Rota Mogiana vai a leilão, 520 km concessionados por 30 anos com R$ 9,4 bi em obras, free-flow e corte inicial de até 29% nas tarifas
Leilão na B3 definirá quem assume 520 km da Rota Mogiana por 30 anos, com R$ 9,4 bilhões em obras, implementação do free-flow e redução inicial de até 29% nas tarifas
O leilão da concessão da Rota Mogiana ocorrerá nesta sexta, às 14h, na sede da Bolsa de Valores de São Paulo, para definir a empresa que ficará com a administração de 520 quilômetros de rodovias estaduais por 30 anos.
O projeto prevê R$ 9,4 bilhões em investimentos para duplicações, faixas adicionais, vias marginais, passarelas e implantação do sistema de cobrança automática free-flow, com promessa de redução inicial das tarifas.
Quatro grupos entregaram propostas e disputarão o certame, e o vencedor será o que oferecer o maior valor ao governo, conforme informação divulgada pelo g1.
O que está em jogo
A concessão envolve trechos que cruzam 22 municípios do interior paulista e, segundo o governo, devem beneficiar cerca de 2,3 milhões de pessoas.
Segundo a proposta, “O projeto prevê que 520 quilômetros de rodovias estaduais passem à iniciativa privada por 30 anos”. Entre os municípios impactados estão Campinas, Limeira, Jaguariúna, Mogi Guaçu, Mogi Mirim e outros da região de Campinas.
Quatro grupos apresentaram propostas: Motiva, ex-CCR, MC Brazil Concessões Rodoviárias, EPR Participações e o Consórcio Rota Mogiana, liderado por Azevedo e Travassos. A sessão pública na B3 vai definir quem ficará responsável pelo contrato de 30 anos.
Principais obras e trechos incluídos
O pacote de intervenções listadas no projeto inclui duplicações e obras estruturantes para reduzir gargalos.

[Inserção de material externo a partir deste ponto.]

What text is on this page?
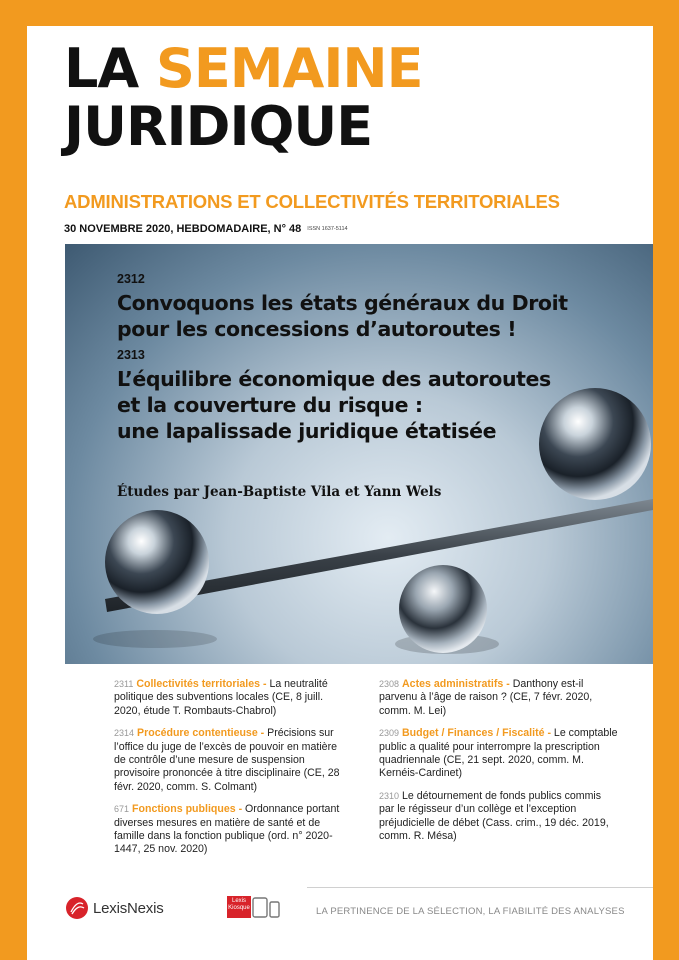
LA SEMAINE
JURIDIQUE
ADMINISTRATIONS ET COLLECTIVITÉS TERRITORIALES
30 NOVEMBRE 2020, HEBDOMADAIRE, N° 48 ISSN 1637-5114
2312
Convoquons les états généraux du Droit
pour les concessions d’autoroutes !
2313
L’équilibre économique des autoroutes
et la couverture du risque :
une lapalissade juridique étatisée
Études par Jean-Baptiste Vila et Yann Wels
2311 Collectivités territoriales - La neutralité politique des subventions locales (CE, 8 juill. 2020, étude T. Rombauts-Chabrol)
2314 Procédure contentieuse - Précisions sur l’office du juge de l’excès de pouvoir en matière de contrôle d’une mesure de suspension provisoire prononcée à titre disciplinaire (CE, 28 févr. 2020, comm. S. Colmant)
671 Fonctions publiques - Ordonnance portant diverses mesures en matière de santé et de famille dans la fonction publique (ord. n° 2020-1447, 25 nov. 2020)
2308 Actes administratifs - Danthony est-il parvenu à l’âge de raison ? (CE, 7 févr. 2020, comm. M. Lei)
2309 Budget / Finances / Fiscalité - Le comptable public a qualité pour interrompre la prescription quadriennale (CE, 21 sept. 2020, comm. M. Kernéis-Cardinet)
2310 Le détournement de fonds publics commis par le régisseur d’un collège et l’exception préjudicielle de débet (Cass. crim., 19 déc. 2019, comm. R. Mésa)
LexisNexis	Lexis
Kiosque	LA PERTINENCE DE LA SÉLECTION, LA FIABILITÉ DES ANALYSES
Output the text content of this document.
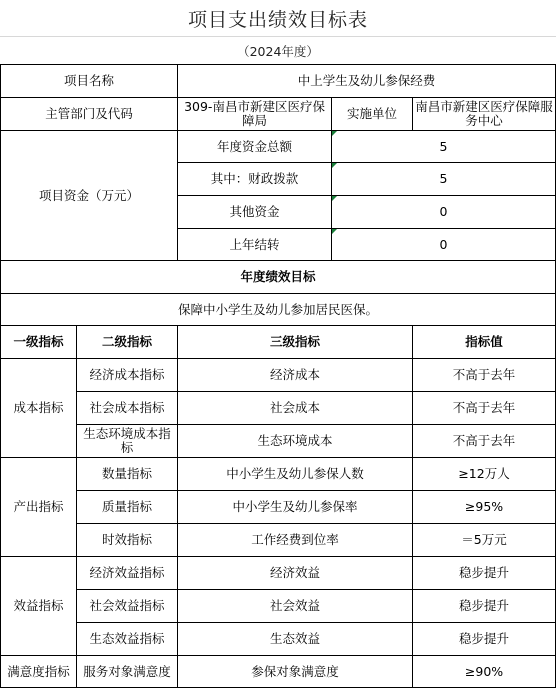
项目支出绩效目标表
（2024年度）
项目名称		中上学生及幼儿参保经费		
主管部门及代码		309-南昌市新建区医疗保障局	实施单位	南昌市新建区医疗保障服务中心
项目资金（万元）		年度资金总额	5	
		其中：财政拨款	5	
		其他资金	0	
		上年结转	0	
年度绩效目标				
保障中小学生及幼儿参加居民医保。				
一级指标	二级指标	三级指标		指标值
成本指标	经济成本指标	经济成本		不高于去年
	社会成本指标	社会成本		不高于去年
	生态环境成本指标	生态环境成本		不高于去年
产出指标	数量指标	中小学生及幼儿参保人数		≥12万人
	质量指标	中小学生及幼儿参保率		≥95%
	时效指标	工作经费到位率		＝5万元
效益指标	经济效益指标	经济效益		稳步提升
	社会效益指标	社会效益		稳步提升
	生态效益指标	生态效益		稳步提升
满意度指标	服务对象满意度	参保对象满意度		≥90%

Estão previstos, entre outros itens, “duplicações de mais de 217 quilômetros”, “138 quilômetros de faixas adicionais”, “86 quilômetros de vias marginais”, “58 novas passarelas para pedestres”, “129 novos dispositivos de interseção” e a “implementação do Sistema Automático Livre (Free Flow)”.
O edital reúne trechos hoje administrados pelo Estado e segmentos já sob concessão privada, unificando a operação, a manutenção e a cobrança ao longo do corredor rodoviário que liga diversas cidades do interior.
Pedágio free-flow, tarifas e impacto para o usuário
O governo do estado afirma que a nova concessão começará com redução nas tarifas atuais, com quedas de até 29% em Jaguariúna, 26% em Estiva Gerbi e 20% em Espírito Santo do Pinhal, além da implantação da cobrança proporcional pelo sistema free-flow, em que o motorista paga apenas pelo trecho percorrido.
O professor Creso de Franco Peixoto, da Unicamp, alerta, no entanto, que embora haja redução inicial nas tarifas, “a concessão implica custo direto ao usuário ao longo do contrato, que é de 30 anos”.
Sobre os efeitos das obras na segurança, Creso observa que “Você duplica, é claro que o risco diminui, tem uma fluidez maior, então você troca um pouco de um tipo de acidente para outro”. Ele também destaca desafio do free-flow com motoristas que não adotam o sistema, lembrando que “Com o free flow, ainda nós temos outra questão negativa, que são os motoristas que não querem usar o sistema automático. Inclusive, desde o primeiro sistema aqui no nosso Sudeste, se a gente pensar em termos da BR-101, onde a concessão naquele local colocou o free flow e nós temos um passivo sensível dos motoristas que não pagaram, com uma certa dificuldade de entender o sistema. Então, tem que, com o tempo, se adequar. É algo negativo também, que com o tempo pode minimizar”.
O governo afirma que o modelo se baseia no “princípio da justiça tarifária”, com cobrança proporcional ao uso, e ressalta resultados históricos de segurança nas estradas concedidas. “De acordo com dados do Infosiga, nas rodovias concedidas houve redução de 51% nas mortes, 42% nos feridos e 48% no total de acidentes desde o início do programa”, diz a nota oficial.
Fiscalização e próximos passos
A concessionária vencedora ficará responsável pelas obras previstas, pela manutenção da malha e pela operação do pedágio, sob fiscalização permanente da Artesp. O contrato tem prazo de 30 anos e promete investimentos escalonados ao longo desse período.
O resultado do leilão será conhecido na B3 ao final da sessão pública, e o novo modelo de cobrança com free-flow exigirá adaptação de usuários e fiscalização rigorosa para evitar inadimplência e garantir a efetividade das melhorias prometidas.
Mais informações e a lista completa de trechos e impactos foram divulgadas pelo g1.